Senin, 22 Februari 2010

biologi

Pertemuan I
    Pengertian sistematik adalah sebagai ilmu yang secara ilmia mempelajari tentang macam-macam dan keanekaragaman organism serta hubungan kekerabatan di antara organism tersebut. Sedangkan tugas dan tujuan dari sistematik tumbuhan adalah sebagai berikut:
1.    Pengenalan
2.    Pertelaan
3.    Penggolongan
4.    Pengkajian hubungan kekerabatan serta keanekaragaman
Taksonomi adalah ilmu yang mempelajari identifikasi, tatanama, dan klasifikasi suatu objek dan biasanya terbatas pada kajian objek biologik. Serta aturan-aturan, teori, dan asas-asas serta prosedurnya.
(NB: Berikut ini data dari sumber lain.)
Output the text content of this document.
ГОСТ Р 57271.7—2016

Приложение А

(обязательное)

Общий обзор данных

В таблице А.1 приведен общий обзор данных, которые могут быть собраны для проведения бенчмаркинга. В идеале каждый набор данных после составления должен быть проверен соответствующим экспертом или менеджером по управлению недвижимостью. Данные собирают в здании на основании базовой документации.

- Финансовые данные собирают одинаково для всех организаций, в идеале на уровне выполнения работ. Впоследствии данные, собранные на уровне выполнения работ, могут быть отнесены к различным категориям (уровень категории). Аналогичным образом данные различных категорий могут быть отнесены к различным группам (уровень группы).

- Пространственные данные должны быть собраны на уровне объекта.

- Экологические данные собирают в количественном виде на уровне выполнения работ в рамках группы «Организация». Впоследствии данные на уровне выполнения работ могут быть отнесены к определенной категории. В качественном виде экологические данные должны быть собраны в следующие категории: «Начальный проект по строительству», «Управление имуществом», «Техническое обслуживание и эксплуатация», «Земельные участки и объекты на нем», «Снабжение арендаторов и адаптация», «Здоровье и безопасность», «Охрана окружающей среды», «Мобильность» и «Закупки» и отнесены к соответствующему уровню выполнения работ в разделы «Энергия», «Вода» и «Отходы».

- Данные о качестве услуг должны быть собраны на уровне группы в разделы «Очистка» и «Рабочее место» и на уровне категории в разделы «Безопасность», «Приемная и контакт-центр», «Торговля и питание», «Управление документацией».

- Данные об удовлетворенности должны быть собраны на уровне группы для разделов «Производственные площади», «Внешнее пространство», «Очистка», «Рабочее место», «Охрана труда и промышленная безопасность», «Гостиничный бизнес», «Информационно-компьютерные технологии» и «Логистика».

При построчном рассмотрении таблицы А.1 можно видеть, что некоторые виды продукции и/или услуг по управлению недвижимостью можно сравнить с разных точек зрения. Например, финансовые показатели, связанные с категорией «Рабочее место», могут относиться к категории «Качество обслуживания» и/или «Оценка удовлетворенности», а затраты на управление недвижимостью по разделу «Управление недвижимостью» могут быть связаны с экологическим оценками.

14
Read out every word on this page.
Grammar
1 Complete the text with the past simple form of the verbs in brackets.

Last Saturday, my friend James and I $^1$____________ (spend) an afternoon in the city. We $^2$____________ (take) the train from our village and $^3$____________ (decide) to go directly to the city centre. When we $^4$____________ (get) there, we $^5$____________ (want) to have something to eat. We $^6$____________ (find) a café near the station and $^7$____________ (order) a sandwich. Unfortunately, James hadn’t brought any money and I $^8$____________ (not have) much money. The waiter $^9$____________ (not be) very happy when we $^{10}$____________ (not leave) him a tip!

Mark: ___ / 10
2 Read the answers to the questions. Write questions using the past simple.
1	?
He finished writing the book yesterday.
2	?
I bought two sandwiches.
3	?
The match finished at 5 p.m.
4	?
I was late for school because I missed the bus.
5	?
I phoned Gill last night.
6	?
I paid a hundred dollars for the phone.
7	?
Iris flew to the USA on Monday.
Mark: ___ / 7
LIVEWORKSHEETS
Gambaran hubungan ilmu taksonomi dengan ilmu botani lainnya: Seorang ahli taksonomi harus mempunyai pengetahuan tentang morfologi, embriologi, anatomi, sitogenetik dan ilmu sejenis lainnya. Kemajuan taksonomi tergantung pada kemajuan cabang-cabang botani lainnya, misalnya sitologi, genetika, anatomi, ekologi, morfologi, palinologi, palaentologi, fitogeografi, fitokimia dan cabang-cabang botani lain sangat berguna bagi botani sistematika. Akan tetapi ilmu-ilmu botani pun tidak akan berjalan pesat secara efisien tanpa bantuan botani sistematika. Percobaan-percobaan yang dilakukan dalam cabang-cabang botani yang banyak tersebut tidak mungkin dapat diulangi dan kebenaran kesimpulannya dikukuhkan kalau identitas objeknya meragukan. Kekurangcermatan dalam penamaan objek percobaan akan menyebabkan nilai suatu penelitian merosot atau bahkan tidak ada harganya sama sekali.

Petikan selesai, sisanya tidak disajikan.